With hand, body and voice, James set Seistan at the child, and dropped off the saddle, trusting to the horse to sweep past in the right place for James to hoist the child out of harm’s way.

One mighty heave, and they were back in the saddle. James’ shoulders would feel the weight of the boy for days, but Seistan had continued across the road, and just in time. The racers hurtled by so close James could feel the wind of their passing.

They didn’t stop. Didn’t even slow. In moments, they were gone.

The boy shaking in his arms, James turned Seistan with his knees, and walked the horse back to the gates of the big house. A crowd of women waited for them, but only one came forward as he dismounted— a gentlewoman, if her aristocratic bearing and the quality of her fashionable gown were any indication.

“Forgive my temerity in speaking without an introduction, my lady,” he said, “but have you perchance mislaid this child?”
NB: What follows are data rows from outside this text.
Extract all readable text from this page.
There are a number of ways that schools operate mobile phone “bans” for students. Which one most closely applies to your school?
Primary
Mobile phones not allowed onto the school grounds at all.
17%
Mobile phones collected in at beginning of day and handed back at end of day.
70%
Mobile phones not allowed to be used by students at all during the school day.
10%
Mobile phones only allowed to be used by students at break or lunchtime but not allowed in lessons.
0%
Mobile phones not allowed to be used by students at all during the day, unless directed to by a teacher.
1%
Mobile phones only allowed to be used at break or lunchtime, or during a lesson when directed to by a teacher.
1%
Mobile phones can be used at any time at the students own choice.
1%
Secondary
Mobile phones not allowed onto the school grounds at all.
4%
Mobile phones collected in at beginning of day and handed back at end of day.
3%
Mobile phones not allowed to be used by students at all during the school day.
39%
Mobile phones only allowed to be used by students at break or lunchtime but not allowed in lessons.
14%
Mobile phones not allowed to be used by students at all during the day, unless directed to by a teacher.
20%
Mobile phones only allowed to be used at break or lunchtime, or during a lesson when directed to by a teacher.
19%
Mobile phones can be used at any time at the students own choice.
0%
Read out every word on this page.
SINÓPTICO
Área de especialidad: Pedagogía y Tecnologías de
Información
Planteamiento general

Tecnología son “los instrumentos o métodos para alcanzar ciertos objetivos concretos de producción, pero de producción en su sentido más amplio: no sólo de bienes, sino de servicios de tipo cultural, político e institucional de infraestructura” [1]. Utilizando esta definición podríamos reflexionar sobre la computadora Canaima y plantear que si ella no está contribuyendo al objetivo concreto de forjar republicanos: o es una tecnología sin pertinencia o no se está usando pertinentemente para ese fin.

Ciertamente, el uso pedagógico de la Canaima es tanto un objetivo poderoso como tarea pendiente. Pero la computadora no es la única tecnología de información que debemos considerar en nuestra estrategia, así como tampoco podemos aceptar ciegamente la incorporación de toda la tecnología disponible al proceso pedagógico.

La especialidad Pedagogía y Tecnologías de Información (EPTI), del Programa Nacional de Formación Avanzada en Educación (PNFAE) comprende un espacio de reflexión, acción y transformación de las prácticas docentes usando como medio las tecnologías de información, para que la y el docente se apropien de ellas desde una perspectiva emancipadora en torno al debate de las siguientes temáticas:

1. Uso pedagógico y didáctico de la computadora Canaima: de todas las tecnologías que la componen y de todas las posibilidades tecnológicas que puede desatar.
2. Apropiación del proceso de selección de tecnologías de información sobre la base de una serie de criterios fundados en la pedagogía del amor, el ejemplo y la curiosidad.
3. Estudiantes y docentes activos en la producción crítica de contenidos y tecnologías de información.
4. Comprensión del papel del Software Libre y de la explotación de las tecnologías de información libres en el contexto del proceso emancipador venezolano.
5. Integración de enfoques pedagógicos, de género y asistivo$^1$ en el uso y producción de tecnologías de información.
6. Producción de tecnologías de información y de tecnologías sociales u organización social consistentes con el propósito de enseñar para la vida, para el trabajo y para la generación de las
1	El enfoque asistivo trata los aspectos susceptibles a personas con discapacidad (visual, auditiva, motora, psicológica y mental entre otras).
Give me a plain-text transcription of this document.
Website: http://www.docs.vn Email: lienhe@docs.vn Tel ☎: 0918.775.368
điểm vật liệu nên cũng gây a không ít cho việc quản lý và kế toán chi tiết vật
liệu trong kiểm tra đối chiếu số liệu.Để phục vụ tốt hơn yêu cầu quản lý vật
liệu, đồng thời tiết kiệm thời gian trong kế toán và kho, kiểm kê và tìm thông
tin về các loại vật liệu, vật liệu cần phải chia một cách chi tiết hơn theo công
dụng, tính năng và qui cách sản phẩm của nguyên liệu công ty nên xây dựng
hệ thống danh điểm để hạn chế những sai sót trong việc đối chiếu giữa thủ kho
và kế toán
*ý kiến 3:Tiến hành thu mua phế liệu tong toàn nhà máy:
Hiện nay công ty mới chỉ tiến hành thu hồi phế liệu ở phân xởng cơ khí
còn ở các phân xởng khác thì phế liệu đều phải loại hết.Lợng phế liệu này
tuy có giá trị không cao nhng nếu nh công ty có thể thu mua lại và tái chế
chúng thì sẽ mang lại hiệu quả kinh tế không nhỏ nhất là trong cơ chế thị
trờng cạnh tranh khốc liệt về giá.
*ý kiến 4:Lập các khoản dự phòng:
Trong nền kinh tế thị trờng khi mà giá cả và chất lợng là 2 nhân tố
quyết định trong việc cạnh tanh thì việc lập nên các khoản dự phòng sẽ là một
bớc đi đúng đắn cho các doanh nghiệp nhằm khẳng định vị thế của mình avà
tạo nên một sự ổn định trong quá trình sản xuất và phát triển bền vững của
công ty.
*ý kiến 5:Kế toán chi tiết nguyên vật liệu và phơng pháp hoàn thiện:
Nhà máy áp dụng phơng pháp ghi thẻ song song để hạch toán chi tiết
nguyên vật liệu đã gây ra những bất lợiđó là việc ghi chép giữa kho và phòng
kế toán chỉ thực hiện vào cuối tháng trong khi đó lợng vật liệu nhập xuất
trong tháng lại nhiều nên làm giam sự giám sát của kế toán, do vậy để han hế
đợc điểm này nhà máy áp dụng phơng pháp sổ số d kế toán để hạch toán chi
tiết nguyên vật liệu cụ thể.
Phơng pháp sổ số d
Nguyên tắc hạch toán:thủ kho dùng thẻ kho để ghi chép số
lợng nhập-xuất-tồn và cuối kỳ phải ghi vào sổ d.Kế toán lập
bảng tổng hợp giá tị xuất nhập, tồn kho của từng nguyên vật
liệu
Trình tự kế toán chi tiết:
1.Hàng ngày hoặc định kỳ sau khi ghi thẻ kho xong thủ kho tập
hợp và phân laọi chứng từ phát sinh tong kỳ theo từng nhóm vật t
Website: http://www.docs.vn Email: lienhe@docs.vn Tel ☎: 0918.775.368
“How can we ever thank you enough, sir?” Her voice confirmed her class. She took the child from him, and handed him off to be scolded and hugged and wept over by a bevy of other females.

The woman lingered, and James too. He could hear his father and the others riding towards them, but he couldn’t take his gaze off her. He was drowning in a pair of brown-gray eyes, like a pond in the deep shelter of a nurturing forest. Did she feel it too? The Greeks said that true lovers had one soul, split at birth and placed in two bodies. He had thought it a nice conceit, until now.